GSA Connects 2021 in Portland, Oregon

Paper No. 1-15
Presentation Time: 11:45 AM

EXPLORING THE RELATIONSHIP BETWEEN CANOPY HEIGHT AND BEDROCK DEPTH IN THE CRITICAL ZONE USING SEISMIC REFRACTION AND LIDAR


FLINCHUM, Brady, Environmental Engineering and Earth Sciences, Clemson University, 342 Computer COurt, Anderson, SC 29625

The depth to fresh bedrock defines the bottom of the critical zone (CZ) and is the location where chemical and physical weathering begins. Weathering, often initiated by water passing through fractures in the bedrock, creates and maintains CZ structure. Therefore, being able to quantify CZ structure over large spatial areas (100s to 1000s of km) is an important step forward in improving our understanding of CZ processes. In weathered and crystalline rocks, where the porosity of unweathered bedrock is close to zero, seismic velocities estimated by seismic refraction are controlled by chemical and physical weathering. Large scale seismic refraction data sets in weathered and fractured rocks can reveal complex heterogeneity that would otherwise go unnoticed. In this study, 2.6-line km of seismic refraction data were collected on a weathered and fractured granite in the Laramie Range, Wyoming. The data were centered over a small (0.1 km2) watershed with an ephemeral stream. The seismic refraction data show that bedrock, defined by 4000 m/s, comes to within 5 m of the surface under the valley bottoms and is undetectable (greater than 40 m deep) under two hilltops that bound each side of the drainage. High-resolution (1 m) LiDAR data was used to estimate canopy heights and reveal that the tallest canopy heights (> 10 m) occur at locations where the geophysical interpreted bedrock is the shallowest. Although, canopy height is not a direct metric for species, forest age, or health, the observation of taller canopy over shallow bedrock suggests the ecosystems at the surface could be tightly coupled to processes occurring near the bedrock boundary.
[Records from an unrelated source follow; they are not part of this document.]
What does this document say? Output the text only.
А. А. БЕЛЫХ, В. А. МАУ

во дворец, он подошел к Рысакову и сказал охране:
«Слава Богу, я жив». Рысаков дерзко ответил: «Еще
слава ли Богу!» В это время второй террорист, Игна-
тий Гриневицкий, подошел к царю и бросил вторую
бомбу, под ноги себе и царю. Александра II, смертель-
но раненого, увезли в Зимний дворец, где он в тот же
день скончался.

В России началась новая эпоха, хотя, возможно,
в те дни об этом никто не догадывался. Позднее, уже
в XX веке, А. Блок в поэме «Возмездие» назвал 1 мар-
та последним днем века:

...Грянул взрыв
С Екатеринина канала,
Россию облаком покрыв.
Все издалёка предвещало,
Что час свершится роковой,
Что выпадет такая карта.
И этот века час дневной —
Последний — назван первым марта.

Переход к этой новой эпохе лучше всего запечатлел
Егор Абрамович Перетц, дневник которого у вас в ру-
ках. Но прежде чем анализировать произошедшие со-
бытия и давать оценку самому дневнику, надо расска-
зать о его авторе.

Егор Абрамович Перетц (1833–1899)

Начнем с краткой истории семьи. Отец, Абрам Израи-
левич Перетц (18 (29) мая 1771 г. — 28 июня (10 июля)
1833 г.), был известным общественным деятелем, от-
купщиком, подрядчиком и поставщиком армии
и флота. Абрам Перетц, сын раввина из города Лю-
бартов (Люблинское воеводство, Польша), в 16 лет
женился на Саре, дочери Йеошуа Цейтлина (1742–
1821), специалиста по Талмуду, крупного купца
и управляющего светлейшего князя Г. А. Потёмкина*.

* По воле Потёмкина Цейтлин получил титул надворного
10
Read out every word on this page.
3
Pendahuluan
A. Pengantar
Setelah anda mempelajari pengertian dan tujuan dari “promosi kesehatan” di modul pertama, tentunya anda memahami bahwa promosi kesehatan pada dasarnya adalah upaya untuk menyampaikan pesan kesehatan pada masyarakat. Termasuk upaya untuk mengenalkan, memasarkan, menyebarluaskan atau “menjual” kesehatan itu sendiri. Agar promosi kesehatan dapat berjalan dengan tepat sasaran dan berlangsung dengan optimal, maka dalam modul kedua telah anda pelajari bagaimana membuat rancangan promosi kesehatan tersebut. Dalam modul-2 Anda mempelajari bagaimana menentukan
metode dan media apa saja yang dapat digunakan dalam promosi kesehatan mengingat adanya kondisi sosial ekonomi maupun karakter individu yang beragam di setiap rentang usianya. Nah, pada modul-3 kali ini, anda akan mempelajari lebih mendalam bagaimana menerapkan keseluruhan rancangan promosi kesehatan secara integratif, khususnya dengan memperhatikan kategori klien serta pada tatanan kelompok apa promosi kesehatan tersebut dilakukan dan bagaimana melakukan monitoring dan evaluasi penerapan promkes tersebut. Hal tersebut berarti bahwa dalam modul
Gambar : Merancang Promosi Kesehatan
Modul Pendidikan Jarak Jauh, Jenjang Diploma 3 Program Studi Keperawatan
Our data suggests that either the shallow bedrock forces water to pool in the thin CZ above bedrock at the drainage bottom that makes water more readily available, or the shallow bedrock might be providing important bedrock derived nutrients to the plant community—both ideas require further interdisciplinary measurements. However, the large-scale seismic refraction observation of CZ new and exciting opportunities to explore new relationships over large spatial scales.